We have also observed a noticeable spike in the focus within Asia’s private equity industry on ESG. Increasingly within the LP community, the expectation is that GPs will factor ESG considerations into their investing activities. This would include, for example, a risk analysis relating to climate change or other environmental issues, and how these issues may potentially impact a fund’s investments and returns. From what we observed recently, investors have been more systematic about factoring this parameter into their investment processes and business models. While ESG principles are no longer fringe issues in Asia, the diversity of countries, cultures and national positions in the region poses particular challenges for their wider adoption in the region.

For funds that are geographically focused on or have sizable exposure to Greater China, LPs are doubling down on their existing GP relationships. In a difficult fundraising environment, LPs are favoring their established relationships with sponsors, focusing on re-ups as opposed to investing with new sponsors, unless a new sponsor has a truly differentiated offering or skill set. It should be noted that, while fundraising in China / China-focused funds has been slow, there have also been pockets of increased activity, such as Japan, India and other regions across the Asia Pacific.

Looking ahead, Asia’s finance community are bracing for yet another blow to China’s PE and VC industry resulting from the executive order by President Biden prohibiting and restricting US investment into Chinese businesses linked to semiconductors, artificial intelligence and quantum information technology.

Given the heft and influence of the Chinese PE market, there are concerns that this may further dampen the fundraising environment in the country and the wider region, as LPs critically reevaluate their future allocations to China within their Asia Pacific private markets strategies. 
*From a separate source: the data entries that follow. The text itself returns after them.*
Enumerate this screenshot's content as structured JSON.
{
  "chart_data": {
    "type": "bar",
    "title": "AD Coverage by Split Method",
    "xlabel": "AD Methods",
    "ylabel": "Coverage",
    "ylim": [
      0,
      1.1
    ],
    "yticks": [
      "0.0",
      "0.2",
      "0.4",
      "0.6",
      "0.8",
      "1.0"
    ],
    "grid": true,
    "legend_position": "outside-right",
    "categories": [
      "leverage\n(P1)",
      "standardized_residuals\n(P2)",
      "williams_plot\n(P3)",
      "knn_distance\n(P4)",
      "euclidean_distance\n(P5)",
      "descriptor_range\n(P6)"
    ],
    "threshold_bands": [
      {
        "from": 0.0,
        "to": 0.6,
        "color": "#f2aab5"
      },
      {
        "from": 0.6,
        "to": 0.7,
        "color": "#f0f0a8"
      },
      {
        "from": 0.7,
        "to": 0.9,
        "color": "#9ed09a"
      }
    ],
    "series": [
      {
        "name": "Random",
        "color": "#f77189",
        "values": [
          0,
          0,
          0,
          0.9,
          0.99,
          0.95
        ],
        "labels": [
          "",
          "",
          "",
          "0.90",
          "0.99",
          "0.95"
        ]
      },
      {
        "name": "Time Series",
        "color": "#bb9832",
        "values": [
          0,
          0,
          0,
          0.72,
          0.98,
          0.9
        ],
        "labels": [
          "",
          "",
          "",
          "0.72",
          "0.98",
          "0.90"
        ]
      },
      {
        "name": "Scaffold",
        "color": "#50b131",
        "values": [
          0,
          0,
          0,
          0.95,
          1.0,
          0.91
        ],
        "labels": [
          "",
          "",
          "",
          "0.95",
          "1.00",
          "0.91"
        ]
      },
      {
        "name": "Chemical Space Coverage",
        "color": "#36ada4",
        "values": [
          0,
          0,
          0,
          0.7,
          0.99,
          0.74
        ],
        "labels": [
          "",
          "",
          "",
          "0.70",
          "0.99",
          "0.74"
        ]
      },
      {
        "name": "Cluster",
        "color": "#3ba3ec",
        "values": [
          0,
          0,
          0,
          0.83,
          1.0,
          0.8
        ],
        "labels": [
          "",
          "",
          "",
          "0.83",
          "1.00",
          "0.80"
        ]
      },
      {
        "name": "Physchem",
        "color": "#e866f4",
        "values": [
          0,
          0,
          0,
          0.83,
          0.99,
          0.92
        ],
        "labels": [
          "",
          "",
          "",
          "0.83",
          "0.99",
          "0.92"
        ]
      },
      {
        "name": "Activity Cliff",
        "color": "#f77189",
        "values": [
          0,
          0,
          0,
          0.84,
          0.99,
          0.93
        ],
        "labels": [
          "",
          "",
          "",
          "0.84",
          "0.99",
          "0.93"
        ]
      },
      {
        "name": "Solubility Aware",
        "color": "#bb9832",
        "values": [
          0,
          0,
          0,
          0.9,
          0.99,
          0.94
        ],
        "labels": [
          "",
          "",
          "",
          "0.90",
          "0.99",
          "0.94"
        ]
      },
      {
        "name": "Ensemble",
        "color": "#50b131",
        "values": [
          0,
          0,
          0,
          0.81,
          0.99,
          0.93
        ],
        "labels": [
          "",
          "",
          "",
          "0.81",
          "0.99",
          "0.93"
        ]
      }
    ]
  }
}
Furthermore, LPs are also starting to pay more attention to the 2024 U.S. presidential election as an added dimension of uncertainty. As the primaries get under way, more candidates are emerging and outlining their foreign policy positions, including their Asia and China stances. With an already volatile geopolitical climate, on top of a fragile macroeconomic environment, private markets participants in Asia are apprehensively watching the playing field.